To my surprise, I found no NAT Gateways in the Singapore region!!! So what happened? Someone removed the NAT Gateways. Who did it? When did they do it? Lets find out. Lets start with the when.
The incurred cost is for the month of October. And today is just few days past October. And we know, NAT gateway’s cost is added in the EC2-Others cost section from my previous blog What’s Hiding Behind ‘EC2-Other’ Costs in AWS: A Guide to Smarter Cloud Spending.
So lets see the cost incurred daily in the EC2-Others section in last 10 days, with a granularity level of Daily. To do that just put the filters shown in the picture below in AWS Cost Explorer.

Hello hello! What can we see here? It seems on October 30, the resources were deleted as it has been stable before that but the cost has started coming down from that day. And 2 days later, Nat gateways were removed which brought down the EC2-Other cost.
But how can we be so sure that when the EC2-Other cost came down, it was because the NAT Gateway was deleted? Afterall, EC2-Other cost involves multiple other costs as well. So how can I tell it was the NAT Gateway that was optimized? Well, I just used the following filters in the AWS Cost Explorer console to know it for sure.

See, exactly as interpreted before! Now we know the when, lets know the who as well. So who did it?
To find that out, we first need to know which API Action is used to delete the NAT Gateway. I checked the public documentation of EC2 API Reference and found the action to be DeleteNatGateway. (Src. https://docs.aws.amazon.com/AWSEC2/latest/APIReference/API_DeleteNatGateway.html)
This API must have been logged in the Cloudtrail logs. So lets go the the AWS CloudTrail Service. Remember, the region should be Singapore.
Now put the filter as shown below.

And here I can see four NAT Gateways were deleted by a single user Andy (Username blurred) on November 1, 2023. But who created this these NAT Gateways in the first place? Was it Andy himself? The important question here is, if Andy created the NAT Gateway and deleted it later, then its a good thing that he is keeping track of his resources. However, if it was not Andy who created the NAT Gateway, then there is a disconnect that needs to be addressed. So lets see who created these Nat Gateways.
Before going there, lets note the details of each of the four NAT Gateways. That way, we can pair the CreateNatGateway and DeleteNatGateway action for all four NatGateways. Just click on the Event DeleteNatGateway in the above shown screenshot, and under Resources Referenced table, under Resource Name attribute, there is the NatGateway ID.

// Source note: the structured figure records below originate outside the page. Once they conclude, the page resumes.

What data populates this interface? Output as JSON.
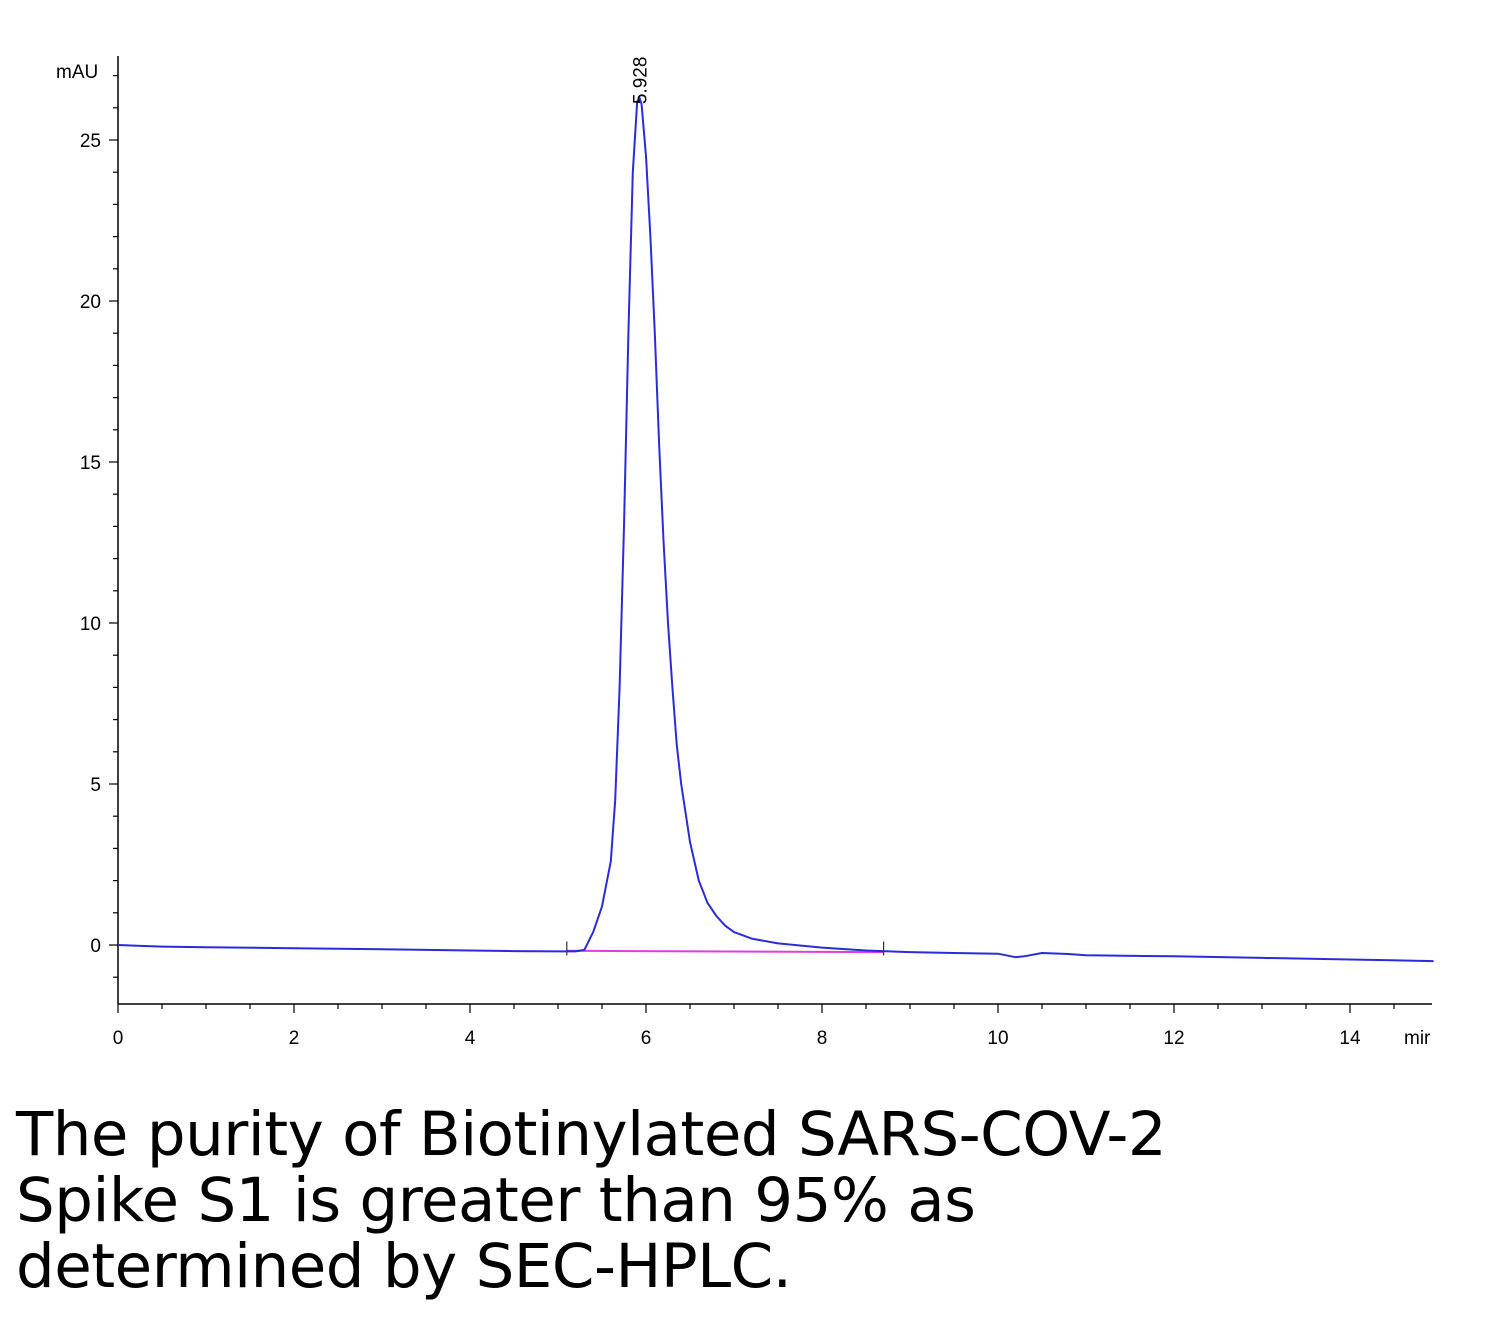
{
  "chart_data": {
    "type": "line",
    "title": "",
    "ylabel": "mAU",
    "xlabel": "mir",
    "xlim": [
      0,
      14.95
    ],
    "ylim": [
      -1.8,
      27.5
    ],
    "x_ticks": [
      0,
      2,
      4,
      6,
      8,
      10,
      12,
      14
    ],
    "y_ticks": [
      0,
      5,
      10,
      15,
      20,
      25
    ],
    "grid": false,
    "colors": {
      "signal": "#2b2bd8",
      "baseline": "#e23ce0",
      "axis": "#000000"
    },
    "peak_annotation": {
      "label": "5.928",
      "x": 5.928,
      "y": 26.3
    },
    "series": [
      {
        "x": [
          0,
          0.5,
          1,
          2,
          3,
          4,
          4.5,
          5.0,
          5.1,
          5.2,
          5.3,
          5.4,
          5.5,
          5.6,
          5.65,
          5.7,
          5.75,
          5.8,
          5.85,
          5.9,
          5.928,
          5.95,
          6.0,
          6.05,
          6.1,
          6.15,
          6.2,
          6.25,
          6.3,
          6.35,
          6.4,
          6.5,
          6.6,
          6.7,
          6.8,
          6.9,
          7.0,
          7.2,
          7.5,
          8,
          8.5,
          9,
          9.5,
          10,
          10.2,
          10.3,
          10.5,
          10.8,
          11,
          12,
          13,
          14,
          14.95
        ],
        "y": [
          0.0,
          -0.05,
          -0.07,
          -0.1,
          -0.13,
          -0.17,
          -0.19,
          -0.2,
          -0.2,
          -0.2,
          -0.15,
          0.4,
          1.2,
          2.6,
          4.5,
          8,
          13,
          19,
          24,
          26.2,
          26.3,
          26.1,
          24.5,
          22,
          19,
          15.5,
          12.5,
          10,
          8,
          6.2,
          5,
          3.2,
          2.0,
          1.3,
          0.9,
          0.6,
          0.4,
          0.2,
          0.05,
          -0.08,
          -0.17,
          -0.22,
          -0.25,
          -0.27,
          -0.38,
          -0.35,
          -0.25,
          -0.28,
          -0.32,
          -0.35,
          -0.4,
          -0.45,
          -0.5
        ]
      }
    ],
    "baseline_segment": {
      "x": [
        5.1,
        8.7
      ],
      "y": [
        -0.18,
        -0.22
      ]
    },
    "event_marks": [
      5.1,
      8.7
    ]
  },
  "caption": "The purity of Biotinylated SARS-COV-2 Spike S1 is greater than 95% as determined by SEC-HPLC."
}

Copy this ID for all four NAT Gateways.
Now lets look for CreateNatGateway Event in Cloudtrail.

If you tally the NAT Gateway IDs noted earlier, it is same for these four Gateways. And to my surprise, I found that it was not Andy who created these NAT Gateways but it was Alex, another user. These NAT Gateways were created on September 8 and 11. So these NAT Gateways incurred charges for almost 2 months. Now the question to Alex can be: What was the outcome of this development activity in last two months?
So we were able to hold Alex accountable for maximum of the expense in EC2 in Singapore region for last two months. We will continue this hunt in the Part II of this blog, where we dive deep into Mumbai region, and others. Note that I have not gone deep into other small costs like Elastic IPs, or EC2-instances because its better to invest most of your time on major cost drivers first. So see you in the next part!